Büyük ölçüde bir medrese geleneği olarak boy gösteren Osmanlı ilim tecrübesinde bilimsel faaliyetler medreseler bünyesinde yürütülmüş, mantık ve münazara disiplinlerinin temel metinleri de yine bu kurumsal zemin üzerinden devralınmıştır. Osmanlı âlimleri bu metinler üzerine kaleme aldıkları şerh ve haşiye türü eserlerle bilimsel geleneği yeniden üretme yoluna gitmişlerdir. Bunun yanında belli sorunlar üzerine yazılan risaleler de literatürün önemli bir parçasını teşkil etmiştir. Ayrıca münazara alanında daha ilk dönemlerden itibaren yeni metinler telif edilirken, mantık alanında benzer bir eğilim özellikle de 18. yüzyılda kendini göstermiş, dönemin önde gelen mantıkçıları yeni ders kitapları yazarak şerh-haşiye geleneklerine kaynaklık etmiştir.
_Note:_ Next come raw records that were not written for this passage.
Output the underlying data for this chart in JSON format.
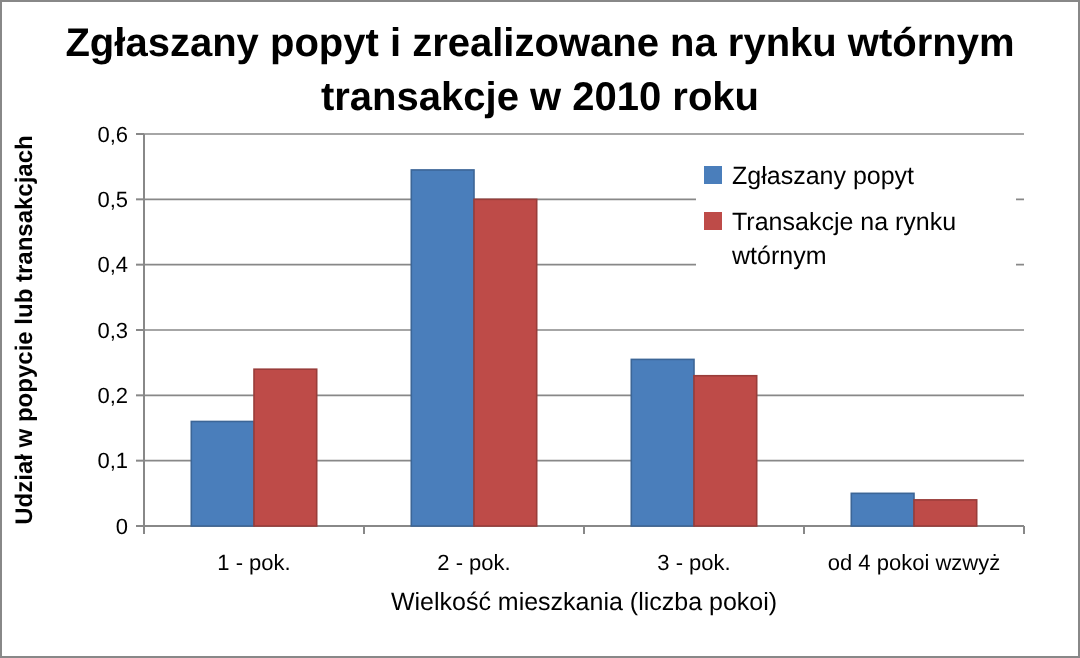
{
  "chart_data": {
    "type": "bar",
    "title": "Zgłaszany popyt i zrealizowane na rynku wtórnym transakcje w 2010 roku",
    "xlabel": "Wielkość mieszkania (liczba pokoi)",
    "ylabel": "Udział w popycie lub transakcjach",
    "categories": [
      "1 - pok.",
      "2 - pok.",
      "3 - pok.",
      "od 4 pokoi wzwyż"
    ],
    "series": [
      {
        "name": "Zgłaszany popyt",
        "color": "#4a7ebb",
        "values": [
          0.16,
          0.545,
          0.255,
          0.05
        ]
      },
      {
        "name": "Transakcje na rynku wtórnym",
        "color": "#be4b48",
        "values": [
          0.24,
          0.5,
          0.23,
          0.04
        ]
      }
    ],
    "ylim": [
      0,
      0.6
    ],
    "yticks": [
      {
        "value": 0,
        "label": "0"
      },
      {
        "value": 0.1,
        "label": "0,1"
      },
      {
        "value": 0.2,
        "label": "0,2"
      },
      {
        "value": 0.3,
        "label": "0,3"
      },
      {
        "value": 0.4,
        "label": "0,4"
      },
      {
        "value": 0.5,
        "label": "0,5"
      },
      {
        "value": 0.6,
        "label": "0,6"
      }
    ],
    "grid": "y",
    "legend": "top right"
  }
}
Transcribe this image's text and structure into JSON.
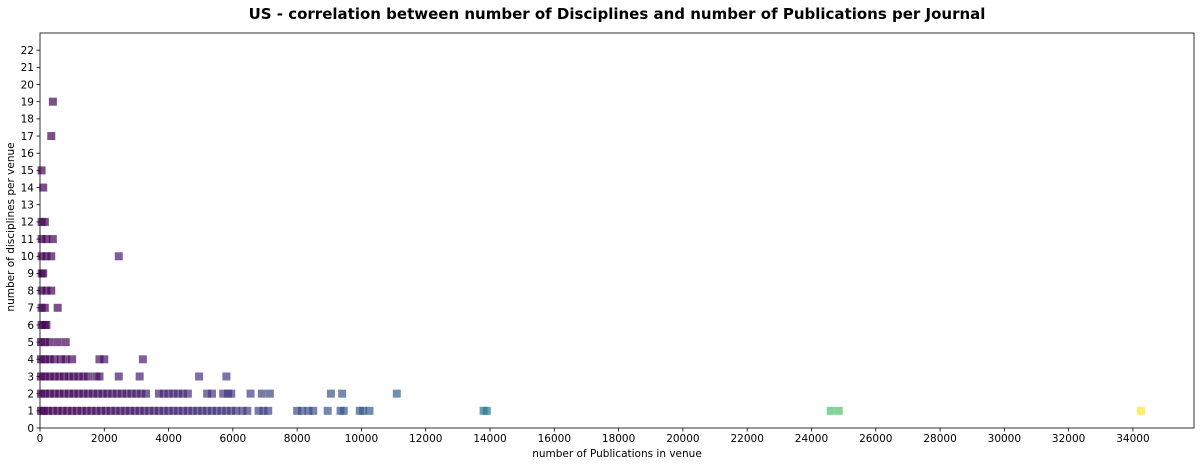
{
  "chart_data": {
    "type": "scatter",
    "title": "US - correlation between number of Disciplines and number of Publications per Journal",
    "xlabel": "number of Publications in venue",
    "ylabel": "number of disciplines per venue",
    "xlim": [
      0,
      35900
    ],
    "ylim": [
      0,
      23
    ],
    "xticks": [
      0,
      2000,
      4000,
      6000,
      8000,
      10000,
      12000,
      14000,
      16000,
      18000,
      20000,
      22000,
      24000,
      26000,
      28000,
      30000,
      32000,
      34000
    ],
    "yticks": [
      0,
      1,
      2,
      3,
      4,
      5,
      6,
      7,
      8,
      9,
      10,
      11,
      12,
      13,
      14,
      15,
      16,
      17,
      18,
      19,
      20,
      21,
      22
    ],
    "marker": "square",
    "colormap": "viridis",
    "color_by": "x",
    "grid": false,
    "legend": "none",
    "points": [
      {
        "x": 30,
        "y": 1
      },
      {
        "x": 120,
        "y": 1
      },
      {
        "x": 250,
        "y": 1
      },
      {
        "x": 400,
        "y": 1
      },
      {
        "x": 550,
        "y": 1
      },
      {
        "x": 700,
        "y": 1
      },
      {
        "x": 850,
        "y": 1
      },
      {
        "x": 1000,
        "y": 1
      },
      {
        "x": 1150,
        "y": 1
      },
      {
        "x": 1300,
        "y": 1
      },
      {
        "x": 1450,
        "y": 1
      },
      {
        "x": 1600,
        "y": 1
      },
      {
        "x": 1750,
        "y": 1
      },
      {
        "x": 1900,
        "y": 1
      },
      {
        "x": 2050,
        "y": 1
      },
      {
        "x": 2200,
        "y": 1
      },
      {
        "x": 2350,
        "y": 1
      },
      {
        "x": 2500,
        "y": 1
      },
      {
        "x": 2650,
        "y": 1
      },
      {
        "x": 2800,
        "y": 1
      },
      {
        "x": 2950,
        "y": 1
      },
      {
        "x": 3100,
        "y": 1
      },
      {
        "x": 3250,
        "y": 1
      },
      {
        "x": 3400,
        "y": 1
      },
      {
        "x": 3550,
        "y": 1
      },
      {
        "x": 3700,
        "y": 1
      },
      {
        "x": 3850,
        "y": 1
      },
      {
        "x": 4000,
        "y": 1
      },
      {
        "x": 4150,
        "y": 1
      },
      {
        "x": 4300,
        "y": 1
      },
      {
        "x": 4450,
        "y": 1
      },
      {
        "x": 4600,
        "y": 1
      },
      {
        "x": 4750,
        "y": 1
      },
      {
        "x": 4900,
        "y": 1
      },
      {
        "x": 5050,
        "y": 1
      },
      {
        "x": 5200,
        "y": 1
      },
      {
        "x": 5350,
        "y": 1
      },
      {
        "x": 5500,
        "y": 1
      },
      {
        "x": 5650,
        "y": 1
      },
      {
        "x": 5800,
        "y": 1
      },
      {
        "x": 5950,
        "y": 1
      },
      {
        "x": 6100,
        "y": 1
      },
      {
        "x": 6300,
        "y": 1
      },
      {
        "x": 6450,
        "y": 1
      },
      {
        "x": 6800,
        "y": 1
      },
      {
        "x": 6950,
        "y": 1
      },
      {
        "x": 7100,
        "y": 1
      },
      {
        "x": 8000,
        "y": 1
      },
      {
        "x": 8150,
        "y": 1
      },
      {
        "x": 8350,
        "y": 1
      },
      {
        "x": 8500,
        "y": 1
      },
      {
        "x": 8950,
        "y": 1
      },
      {
        "x": 9350,
        "y": 1
      },
      {
        "x": 9450,
        "y": 1
      },
      {
        "x": 9950,
        "y": 1
      },
      {
        "x": 10050,
        "y": 1
      },
      {
        "x": 10250,
        "y": 1
      },
      {
        "x": 13800,
        "y": 1
      },
      {
        "x": 13900,
        "y": 1
      },
      {
        "x": 24600,
        "y": 1
      },
      {
        "x": 24850,
        "y": 1
      },
      {
        "x": 34250,
        "y": 1
      },
      {
        "x": 30,
        "y": 2
      },
      {
        "x": 150,
        "y": 2
      },
      {
        "x": 300,
        "y": 2
      },
      {
        "x": 450,
        "y": 2
      },
      {
        "x": 600,
        "y": 2
      },
      {
        "x": 750,
        "y": 2
      },
      {
        "x": 900,
        "y": 2
      },
      {
        "x": 1050,
        "y": 2
      },
      {
        "x": 1200,
        "y": 2
      },
      {
        "x": 1350,
        "y": 2
      },
      {
        "x": 1500,
        "y": 2
      },
      {
        "x": 1650,
        "y": 2
      },
      {
        "x": 1800,
        "y": 2
      },
      {
        "x": 1950,
        "y": 2
      },
      {
        "x": 2100,
        "y": 2
      },
      {
        "x": 2250,
        "y": 2
      },
      {
        "x": 2400,
        "y": 2
      },
      {
        "x": 2550,
        "y": 2
      },
      {
        "x": 2700,
        "y": 2
      },
      {
        "x": 2850,
        "y": 2
      },
      {
        "x": 3000,
        "y": 2
      },
      {
        "x": 3150,
        "y": 2
      },
      {
        "x": 3300,
        "y": 2
      },
      {
        "x": 3700,
        "y": 2
      },
      {
        "x": 3850,
        "y": 2
      },
      {
        "x": 4000,
        "y": 2
      },
      {
        "x": 4150,
        "y": 2
      },
      {
        "x": 4300,
        "y": 2
      },
      {
        "x": 4450,
        "y": 2
      },
      {
        "x": 4600,
        "y": 2
      },
      {
        "x": 5200,
        "y": 2
      },
      {
        "x": 5350,
        "y": 2
      },
      {
        "x": 5700,
        "y": 2
      },
      {
        "x": 5850,
        "y": 2
      },
      {
        "x": 5950,
        "y": 2
      },
      {
        "x": 6550,
        "y": 2
      },
      {
        "x": 6900,
        "y": 2
      },
      {
        "x": 7150,
        "y": 2
      },
      {
        "x": 9050,
        "y": 2
      },
      {
        "x": 9400,
        "y": 2
      },
      {
        "x": 11100,
        "y": 2
      },
      {
        "x": 30,
        "y": 3
      },
      {
        "x": 150,
        "y": 3
      },
      {
        "x": 300,
        "y": 3
      },
      {
        "x": 450,
        "y": 3
      },
      {
        "x": 600,
        "y": 3
      },
      {
        "x": 750,
        "y": 3
      },
      {
        "x": 900,
        "y": 3
      },
      {
        "x": 1050,
        "y": 3
      },
      {
        "x": 1200,
        "y": 3
      },
      {
        "x": 1350,
        "y": 3
      },
      {
        "x": 1500,
        "y": 3
      },
      {
        "x": 1750,
        "y": 3
      },
      {
        "x": 1850,
        "y": 3
      },
      {
        "x": 2450,
        "y": 3
      },
      {
        "x": 3100,
        "y": 3
      },
      {
        "x": 4950,
        "y": 3
      },
      {
        "x": 5800,
        "y": 3
      },
      {
        "x": 30,
        "y": 4
      },
      {
        "x": 150,
        "y": 4
      },
      {
        "x": 300,
        "y": 4
      },
      {
        "x": 450,
        "y": 4
      },
      {
        "x": 650,
        "y": 4
      },
      {
        "x": 800,
        "y": 4
      },
      {
        "x": 1000,
        "y": 4
      },
      {
        "x": 1850,
        "y": 4
      },
      {
        "x": 2000,
        "y": 4
      },
      {
        "x": 3200,
        "y": 4
      },
      {
        "x": 30,
        "y": 5
      },
      {
        "x": 150,
        "y": 5
      },
      {
        "x": 300,
        "y": 5
      },
      {
        "x": 550,
        "y": 5
      },
      {
        "x": 800,
        "y": 5
      },
      {
        "x": 50,
        "y": 6
      },
      {
        "x": 150,
        "y": 6
      },
      {
        "x": 200,
        "y": 6
      },
      {
        "x": 50,
        "y": 7
      },
      {
        "x": 150,
        "y": 7
      },
      {
        "x": 550,
        "y": 7
      },
      {
        "x": 50,
        "y": 8
      },
      {
        "x": 200,
        "y": 8
      },
      {
        "x": 350,
        "y": 8
      },
      {
        "x": 50,
        "y": 9
      },
      {
        "x": 100,
        "y": 9
      },
      {
        "x": 50,
        "y": 10
      },
      {
        "x": 200,
        "y": 10
      },
      {
        "x": 350,
        "y": 10
      },
      {
        "x": 2450,
        "y": 10
      },
      {
        "x": 50,
        "y": 11
      },
      {
        "x": 200,
        "y": 11
      },
      {
        "x": 400,
        "y": 11
      },
      {
        "x": 50,
        "y": 12
      },
      {
        "x": 150,
        "y": 12
      },
      {
        "x": 100,
        "y": 14
      },
      {
        "x": 50,
        "y": 15
      },
      {
        "x": 350,
        "y": 17
      },
      {
        "x": 400,
        "y": 19
      }
    ]
  }
}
Osmanlı’da İlm-i Mantık ve Münazara, söz konusu dönem çerçevesinde bu iki ilme dair ortaya konan birikimi etraflıca mercek altına alan ilmî araştırmalardan oluşmaktadır. Alanında uzman yazarların farklı bakış açılarıyla ortaya koyduğu bu çalışmalar, Osmanlı mantık ve münazara mirasını gün yüzüne çıkararak bu geleneğin mahiyetine ilişkin önemli tespitler içermekte, mantık ve münazara tarihi araştırmalarında da önemli bir boşluğu doldurmayı hedeflemektedir.